By modifying its mine plan, Spokane Wash.-based Gold Reserve (GLR-T) has reduced estimated cash operating costs by as much as 24% at the proposed Las Brisas copper-gold producer in southeastern Venezuela.
The modifications are part of a study that is intended as a supplement and follow-up to the prefeasibility study, which concluded the deposit was uneconomic.
The supplementary study is based on a gold price of US$335 per oz., compared with US$375 in the prefeasibility study of last March, and a copper price of 90 cents per lb., compared with US$1.
An increase in the cutoff grade to 0.5 from 0.4 gram gold per tonne has had the effect of reducing the deposit to 5 million oz. gold contained within 200 million tonnes grading 0.77 gram gold and 0.14% copper.
Although daily throughput of 55,000 tonnes remains unchanged from the prefeasibility study, annual gold production would actually increase to 363,000 from 335,000 oz.
The stripping ratio climbs to nearly 2-to-1 from 1.7-to-1, whereas the proposed mine life drops to nearly 12 years from just over 14 years.
All these changes have combined to reduce cash operating costs to US$206 from US$222 per oz., representing a modest change of 7%.

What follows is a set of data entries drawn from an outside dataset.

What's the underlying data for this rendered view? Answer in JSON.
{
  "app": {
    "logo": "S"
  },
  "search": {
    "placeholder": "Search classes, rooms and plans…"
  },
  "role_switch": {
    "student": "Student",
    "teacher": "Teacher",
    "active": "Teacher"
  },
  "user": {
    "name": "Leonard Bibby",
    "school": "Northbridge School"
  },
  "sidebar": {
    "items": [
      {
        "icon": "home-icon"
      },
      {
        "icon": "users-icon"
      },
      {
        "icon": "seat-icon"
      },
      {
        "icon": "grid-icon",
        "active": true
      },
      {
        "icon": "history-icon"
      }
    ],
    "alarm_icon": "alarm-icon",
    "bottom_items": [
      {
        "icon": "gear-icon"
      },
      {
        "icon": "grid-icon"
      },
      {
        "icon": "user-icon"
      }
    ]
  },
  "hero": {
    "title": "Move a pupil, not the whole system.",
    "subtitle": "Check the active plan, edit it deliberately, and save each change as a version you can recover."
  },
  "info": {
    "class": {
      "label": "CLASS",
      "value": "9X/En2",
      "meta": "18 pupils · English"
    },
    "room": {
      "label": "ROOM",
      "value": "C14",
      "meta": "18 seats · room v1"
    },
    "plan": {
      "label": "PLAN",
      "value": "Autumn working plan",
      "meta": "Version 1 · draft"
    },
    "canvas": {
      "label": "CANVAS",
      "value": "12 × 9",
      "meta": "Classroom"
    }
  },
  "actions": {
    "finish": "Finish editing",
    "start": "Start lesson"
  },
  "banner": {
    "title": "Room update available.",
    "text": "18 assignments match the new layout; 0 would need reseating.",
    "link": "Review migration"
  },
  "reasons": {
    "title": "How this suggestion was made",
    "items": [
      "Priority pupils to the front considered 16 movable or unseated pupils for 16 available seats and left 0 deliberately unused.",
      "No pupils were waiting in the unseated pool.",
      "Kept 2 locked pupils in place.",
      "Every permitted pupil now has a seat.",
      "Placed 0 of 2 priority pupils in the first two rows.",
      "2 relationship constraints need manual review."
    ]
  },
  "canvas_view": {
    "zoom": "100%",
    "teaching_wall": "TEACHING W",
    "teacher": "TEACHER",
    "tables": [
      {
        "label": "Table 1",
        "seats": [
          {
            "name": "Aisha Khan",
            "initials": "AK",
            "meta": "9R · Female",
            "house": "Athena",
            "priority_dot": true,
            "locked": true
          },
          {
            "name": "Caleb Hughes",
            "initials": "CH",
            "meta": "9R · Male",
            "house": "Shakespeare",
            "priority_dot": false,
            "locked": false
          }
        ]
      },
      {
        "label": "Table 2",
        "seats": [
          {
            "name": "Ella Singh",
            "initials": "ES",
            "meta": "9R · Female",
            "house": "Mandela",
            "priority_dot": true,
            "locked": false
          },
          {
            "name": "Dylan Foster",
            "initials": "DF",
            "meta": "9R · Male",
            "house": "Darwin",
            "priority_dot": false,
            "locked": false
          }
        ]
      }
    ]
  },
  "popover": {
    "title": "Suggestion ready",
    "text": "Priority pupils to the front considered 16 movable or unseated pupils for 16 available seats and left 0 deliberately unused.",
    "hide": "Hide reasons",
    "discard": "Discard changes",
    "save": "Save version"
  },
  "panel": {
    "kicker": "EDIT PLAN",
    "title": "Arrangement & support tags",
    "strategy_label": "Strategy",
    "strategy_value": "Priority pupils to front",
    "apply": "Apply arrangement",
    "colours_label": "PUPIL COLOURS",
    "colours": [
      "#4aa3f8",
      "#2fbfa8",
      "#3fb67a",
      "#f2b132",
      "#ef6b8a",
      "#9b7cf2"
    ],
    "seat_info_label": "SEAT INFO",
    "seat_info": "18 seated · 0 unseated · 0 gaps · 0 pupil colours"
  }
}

Gold Reserve took the next step and included an on-site copper processing circuit, reducing costs further to US$169 per oz. The company proposes to treat concentrates from Las Brisas with a hyrdrometallurgical process developed by Cominco Engineering Services.
Gold Reserve’s president, Rockne Timm, says the revised cash operating costs would place Las Brisas among the lowest-cost gold mines in the world.
Capital costs, however, are expected to increase. The on-site copper production circuit would add US$45 million to the capital cost, and the new mining plan would add US$6 million.
Projections for initial capital costs have increased to US$344 million from US$293 million in the prefeasibility. Also, an additional US$20 million will be required for working capital.
Meanwhile, Gold Reserve continues to carry out metallurgical testing and ore reserve modelling. A final feasibility study is to be completed in 1999.